Description
Describe the bug
Case 1... Exception: Internal error: Impossibly got empty window expression. This was likely caused by a bug in DataFusion's code.
Case 2... Exception: Schema error(same cause as Case 1 ?)
To Reproduce
import datafusion
ctx = datafusion.SessionContext()
datafusion.__version__
'0.6.0'
!echo "a,b\n1,4\n2,5\n3,6" > example.csv
ctx.register_csv('example', 'example.csv')

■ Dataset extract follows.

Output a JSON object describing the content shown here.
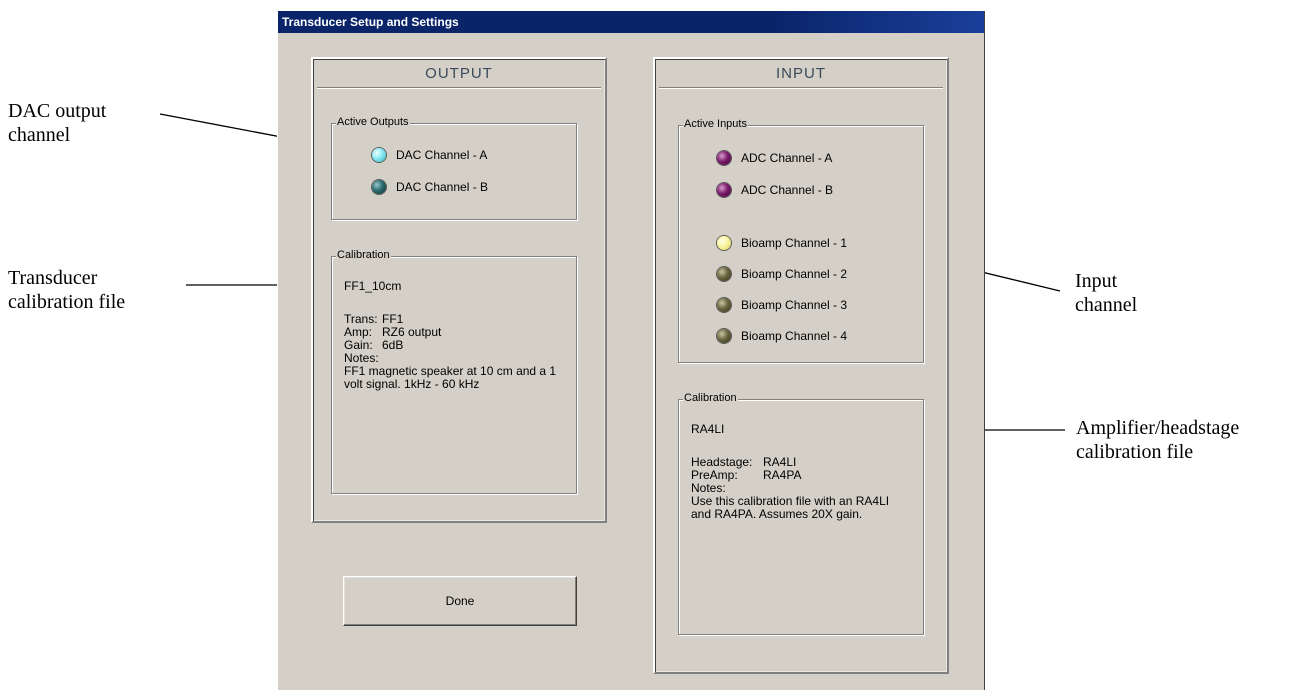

ctx.sql('SELECT * from example').show()
+---+---+
| a | b |
+---+---+
| 1 | 4 |
| 2 | 5 |
| 3 | 6 |
+---+---+
Case 1... Exception: Internal error
sql = '''
SELECT AVG(b) AS median_value
FROM (
SELECT
b,
COUNT(b) OVER () AS row_count,
ROW_NUMBER() OVER (ORDER BY b) AS row_number
FROM example
)
ORDER BY median_value
'''
df = ctx.sql(sql)
df.show()
Exception Traceback (most recent call last)
Input In [65], in
1 sql = '''
2 SELECT AVG(b) AS median_value
3 FROM (
(...)
10 ORDER BY median_value
11 '''
12 df = ctx.sql(sql)
---> 13 df.show()
Exception: Internal error: Impossibly got empty window expression. This was likely caused by a bug in DataFusion's code and we would welcome that you file an bug report in our issue tracker
Case 2... Exception: Schema error
sql = '''
SELECT AVG(b) AS median_value
FROM (
SELECT
b,
COUNT(b) OVER () AS row_count,
ROW_NUMBER() OVER (ORDER BY b) AS row_number
FROM example
)
WHERE row_number IN ((row_count + 1) / 2, (row_count + 2) / 2)
'''
df = ctx.sql(sql)
df.show()
Exception Traceback (most recent call last)
Input In [57], in
1 sql = '''
2 SELECT AVG(b) AS median_value
3 FROM (
(...)
10 WHERE row_number IN ((row_count + 1) / 2, (row_count + 2) / 2)
11 '''
12 df = ctx.sql(sql)
---> 13 df.show()
Exception: Schema error: No field named 'row_number'. Valid fields are 'example.b'.
Additional context
SQL is meant to be reproduced, and the processing content has no meaning.
I think SQL is correct. Is there a way around it?